Kurz darauf sah er den englischen Offizier
zurückkommen, den rechten Arm verbunden und in der Linken seinen
Säbel mit einem weißen Taschentuch an der Spitze.
»Was bedeutet dieses weiße Taschentuch?«, fragte
René lachend. »Kommen Sie als Unterhändler, um mich aufzufordern,
mich zu ergeben?«
»Ich komme, um Sie zu bitten, mir zu folgen,
Monsieur; und damit Ihnen kein Ungemach widerfährt, wenn Sie
abermals die Reihen unserer Armee durchqueren, um zu Ihrer Armee
zurückzugelangen, hat General Stuart mich beauftragt, als
Ehrenbezeigung unsere Reihen für Sie zu öffnen.«
»Sollte General Stuart etwa der Ansicht sein, ich
verstünde sie mir nicht selbst zu öffnen?«
»Keineswegs, Monsieur, doch er legt so großen Wert
darauf, dass Sie wohlbehalten aus der Lage zurückkehren, in die Sie
sich begeben haben, dass er mich bat, Ihnen auszurichten, er werde
selbst Ihr Führer sein, wenn Sie mich nicht als Führer
annähmen.«
»Du lieber Himmel«, sagte René, »dafür wollen wir
ihn nicht bemühen.

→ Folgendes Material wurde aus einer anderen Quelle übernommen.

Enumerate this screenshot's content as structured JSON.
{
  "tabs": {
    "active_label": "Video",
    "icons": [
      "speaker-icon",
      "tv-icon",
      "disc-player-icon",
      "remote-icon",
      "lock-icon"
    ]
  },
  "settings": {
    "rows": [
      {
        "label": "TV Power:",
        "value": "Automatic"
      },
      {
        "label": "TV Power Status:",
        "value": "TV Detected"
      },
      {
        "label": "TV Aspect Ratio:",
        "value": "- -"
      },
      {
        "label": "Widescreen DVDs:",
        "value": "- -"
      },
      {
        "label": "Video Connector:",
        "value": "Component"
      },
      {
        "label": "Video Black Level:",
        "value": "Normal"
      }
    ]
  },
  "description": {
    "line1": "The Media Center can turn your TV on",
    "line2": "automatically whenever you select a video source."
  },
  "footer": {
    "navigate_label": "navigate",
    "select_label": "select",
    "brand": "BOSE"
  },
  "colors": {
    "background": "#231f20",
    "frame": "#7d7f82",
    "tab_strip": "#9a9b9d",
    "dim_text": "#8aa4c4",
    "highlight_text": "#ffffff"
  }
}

Reiten Sie voran, Monsieur, wenn es Ihnen recht
ist, ich folge Ihnen.«
Unterdessen war der Ausgang der Schlacht
entschieden worden: General Compère war gefangen genommen worden,
der Bataillonschef des ersten Regiments war gefallen, der
Bataillonschef der Schweizer war lebensgefährlich verwundet und der
des dreiundzwanzigsten Regiments verwundet; die Verbindung zu
Monteleone war unterbrochen, die französische
Armee wurde von der englischen Armee verfolgt und befand sich auf
dem Rückzug durch das Lamatotal.
Die englische Armee schrak davor zurück, sich in
das Tal zu begeben, und gewährte General Reynier einen ungestörten
Rückzug.
Renés Führer rief mit lauter Stimme: »Salutiert auf
Befehl General Stuarts!«
Die Soldaten gehorchten, und René durchschritt eine
doppelte Reihe erhobener Gewehre.
So gelangten sie zu der Stelle, wo die englische
Vorhut innegehalten hatte.
»Monsieur«, sagte René zu seinem Führer, »niemand
als Sie kann General Stuart meinen Dank angemessen ausdrücken; ich
entlasse Sie unter der einzigen Bedingung, dass Sie ihm meinen
innigen Dank aussprechen.«
Er gab seinem Pferd die Sporen, nachdem er den
Gefangenen gegrüßt hatte, dem er die Freiheit gegeben hatte, und
gesellte sich zu der französischen Nachhut, die erst bei Catanzaro
anhielt, anders gesagt: sechs Meilen entfernt.